When Normal Retirement Doesn’t Work by Bob Lowry
For many of us, a satisfying retirement follows a pattern that seems almost preordained. We work for several decades. We live a “normal” life, spending more than we should at times, but careful to set aside money for the future. We try to control our human urge for instant gratification and do our best to live within a budget. Eventually, we leave the world of work and begin to experience the freedom of this new phase of our life.
Social Security starts. Medicare eases many of our worries about health expenses. We travel some, spend more time with family, satisfy our creative urges, volunteer in a way that gives back some of our blessings, and often see growth in our spiritual life. In short, our retirement is what we hoped for.
Unfortunately, not everyone lives this picture. A post a month or so ago dealt with grandparents becoming parents. That topic generated some excellent comments. Most of us expect that the daily parenting part of our life is over as we approach retirement age. But, for too many, it is not. Dreams of a very different future are put on hold or ended.
What about having to retire due to an unexpected job loss or an Enron-type collapse that wipes out someone’s nest egg? How about folks that lived either paycheck to paycheck, just scraping by, or stitched together a series of part time jobs, just trying to stay afloat? The image of a normal retirement life isn’t part of their reality.
A reader asked if I could pass along some thoughts about retirement and those who must take a different path through this stage of life. That was an excellent suggestion and one that prompted the post about grandparents raising children.

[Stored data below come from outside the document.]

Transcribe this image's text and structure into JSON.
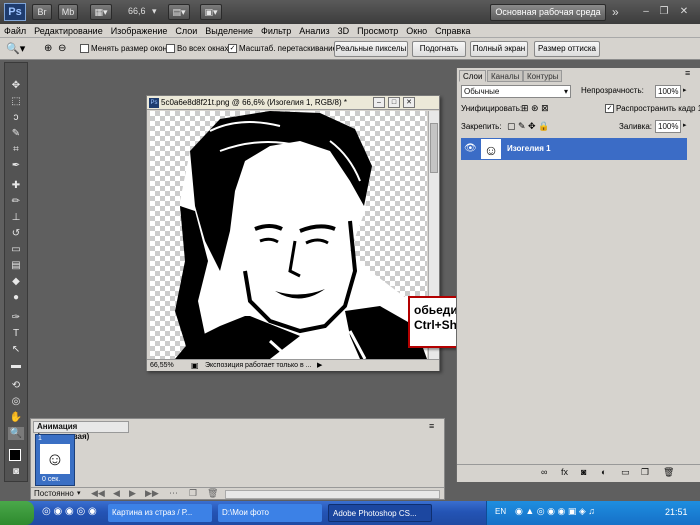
{
  "appbar": {
    "logo": "Ps",
    "zoom": "66,6",
    "workspace": "Основная рабочая среда",
    "overflow": "»"
  },
  "menu": [
    "Файл",
    "Редактирование",
    "Изображение",
    "Слои",
    "Выделение",
    "Фильтр",
    "Анализ",
    "3D",
    "Просмотр",
    "Окно",
    "Справка"
  ],
  "options": {
    "resize_windows": "Менять размер окон",
    "all_windows": "Во всех окнах",
    "scrubby_zoom": "Масштаб. перетаскиванием",
    "actual_pixels": "Реальные пикселы",
    "fit_screen": "Подогнать",
    "full_screen": "Полный экран",
    "print_size": "Размер оттиска"
  },
  "document": {
    "title": "5c0a6e8d8f21t.png @ 66,6% (Изогелия 1, RGB/8) *",
    "zoom": "66,55%",
    "status": "Экспозиция работает только в ..."
  },
  "annotation": {
    "line1": "обьединяем слои",
    "line2": "Ctrl+Shift+E"
  },
  "animation": {
    "tab": "Анимация (покадровая)",
    "frame_number": "1",
    "frame_delay": "0 сек.",
    "loop": "Постоянно"
  },
  "layers_panel": {
    "tabs": [
      "Слои",
      "Каналы",
      "Контуры"
    ],
    "blend_mode": "Обычные",
    "opacity_label": "Непрозрачность:",
    "opacity": "100%",
    "unify_label": "Унифицировать:",
    "propagate_label": "Распространить кадр 1",
    "lock_label": "Закрепить:",
    "fill_label": "Заливка:",
    "fill": "100%",
    "layer_name": "Изогелия 1"
  },
  "taskbar": {
    "items": [
      "Картина из страз / Р...",
      "D:\\Мои фото",
      "Adobe Photoshop CS..."
    ],
    "lang": "EN",
    "time": "21:51"
  },
  "colors": {
    "accent": "#3b6cc6",
    "annotation_border": "#b30000",
    "arrow": "#d00000"
  }
}
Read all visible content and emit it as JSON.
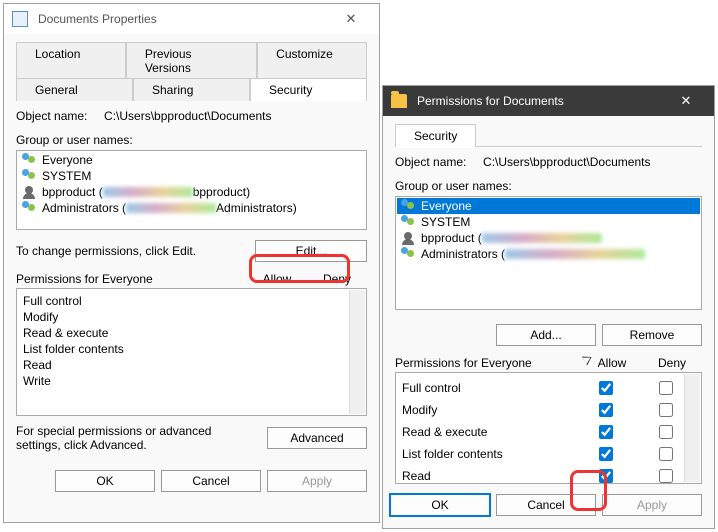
{
  "dialog1": {
    "title": "Documents Properties",
    "tabs_row1": [
      "Location",
      "Previous Versions",
      "Customize"
    ],
    "tabs_row2": [
      "General",
      "Sharing",
      "Security"
    ],
    "active_tab": "Security",
    "object_label": "Object name:",
    "object_value": "C:\\Users\\bpproduct\\Documents",
    "group_label": "Group or user names:",
    "users": [
      {
        "icon": "group",
        "text": "Everyone"
      },
      {
        "icon": "group",
        "text": "SYSTEM"
      },
      {
        "icon": "user",
        "text": "bpproduct (",
        "blur_w": 90,
        "suffix": "bpproduct)"
      },
      {
        "icon": "group",
        "text": "Administrators (",
        "blur_w": 90,
        "suffix": "Administrators)"
      }
    ],
    "edit_hint": "To change permissions, click Edit.",
    "edit_button": "Edit...",
    "perm_label": "Permissions for Everyone",
    "allow_label": "Allow",
    "deny_label": "Deny",
    "perms": [
      "Full control",
      "Modify",
      "Read & execute",
      "List folder contents",
      "Read",
      "Write"
    ],
    "adv_hint": "For special permissions or advanced settings, click Advanced.",
    "advanced_button": "Advanced",
    "ok": "OK",
    "cancel": "Cancel",
    "apply": "Apply"
  },
  "dialog2": {
    "title": "Permissions for Documents",
    "tab": "Security",
    "object_label": "Object name:",
    "object_value": "C:\\Users\\bpproduct\\Documents",
    "group_label": "Group or user names:",
    "users": [
      {
        "icon": "group",
        "text": "Everyone",
        "selected": true
      },
      {
        "icon": "group",
        "text": "SYSTEM"
      },
      {
        "icon": "user",
        "text": "bpproduct (",
        "blur_w": 120,
        "suffix": ""
      },
      {
        "icon": "group",
        "text": "Administrators (",
        "blur_w": 140,
        "suffix": ""
      }
    ],
    "add_button": "Add...",
    "remove_button": "Remove",
    "perm_label": "Permissions for Everyone",
    "allow_label": "Allow",
    "deny_label": "Deny",
    "perms": [
      {
        "name": "Full control",
        "allow": true,
        "deny": false
      },
      {
        "name": "Modify",
        "allow": true,
        "deny": false
      },
      {
        "name": "Read & execute",
        "allow": true,
        "deny": false
      },
      {
        "name": "List folder contents",
        "allow": true,
        "deny": false
      },
      {
        "name": "Read",
        "allow": true,
        "deny": false
      }
    ],
    "ok": "OK",
    "cancel": "Cancel",
    "apply": "Apply"
  }
}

I will readily admit that my retirement is comfortable. I am living pretty much the way I thought I would be at this stage of my life. A few early struggles over financial worries and time management are the worst I have experienced so far. So, for me to offer advice to others in very different situations makes me somewhat uncomfortable. I have some thoughts based on what I have read, researched, and seen, but not on personal experience. I may be way off the mark. I can offer some thoughts and then hope you will add your ideas and suggestions.
* For someone who has serious financial restraints, housing is likely to be a major problem. A typical home or condo may be out of reach. In many parts of the country affordable apartments are hard to find. What are alternatives? Roommates and shared housing are reasonable options. The tiny house movement is a possibility. Park Models at RV parks offer security and comfort at at reasonable prices. Certainly manufactured housing, either purchased or rented, can be an option. Staying with relatives may be a reasonable choice.
*Many skills and experiences lend themselves to participating in the barter and exchange economy. An estimated $12 billion in services are exchanged in the U.S. every year without cash. A family member of mine exchanges a 60 minute massage for hairstyling. Both ladies benefit and no money changes hands. Maybe you have training as a nurse or adult daycare worker. Is it possible to exchange that experience for room and board?
There are folks making enough money to make life more pleasant by selling household items or collectible on ebay. Buying things at a local flea market and then reselling them is common. Over 2 million people visit the web site every day, all looking to buy or sell.
* The quickest way to make money is spend less of what you do have. I hope I am not minimizing the real problem some of our fellow retirees face. Choosing between food or prescriptions is not a theoretical choice for too many. Living through a hot summer without air conditioning can be life threatening as we get older.
Even so, most of us can find something that we can live without. What we may think of as a necessity may be a luxury when times are tight. After all, when we were growing up there were three TV channels, no cell phones, and a meal out was a special treat. We didn’t feel deprived.
* Retirement is not a forever state, if you can’t afford it to be. There is absolutely no shame in going back to full or part time work. You will be thought of an a successful entrepreneur if you turn a hobby or skill into a business that generates any level of income. Don’t get discouraged if some form of ageism discrimination makes things more difficult.
* It is hard to make sense of a situation where health care is unaffordable by tens of millions of our citizens. The Epipen uproar is only the latest example of putting profits before saving lives. For the truly poor, Medicaid, guaranteed treatment at the emergency room, and other government programs are available. They are onerous and sap one’s dignity, but they will keep someone alive. It is the lower and middle class that gets shafted in this country, and I don’t have an answer. If someone is forced into early retirement, any employer-provided health care coverage is gone. Meals-on-Wheels may provide the only decent food someone receives all week.
The pre-Obamacare model didn’t work. The post-Obamacare model is failing. Health care that is based on maximizing profits and minimizing contact with people who really need a doctor is simply ridiculous from any perspective. Frankly, this is not a political issue. This is a moral and ethical embarrassment. A society has a responsibility to provide an essential service like health care to its citizens that can’t afford decent care. Build a few less jet fighters and keep men, women, and children alive and productive.
A “normal” retirement shouldn’t be our goal, regardless of our financial or health status. I will argue with anyone that retirement is a unique experience for each of us. At the same time, the reader raised the question of how our less-fortunate citizens can deal with the problems that confront them.
I hope a few of the things noted above are helpful. I strongly encourage you to add your thoughts to this important discussion.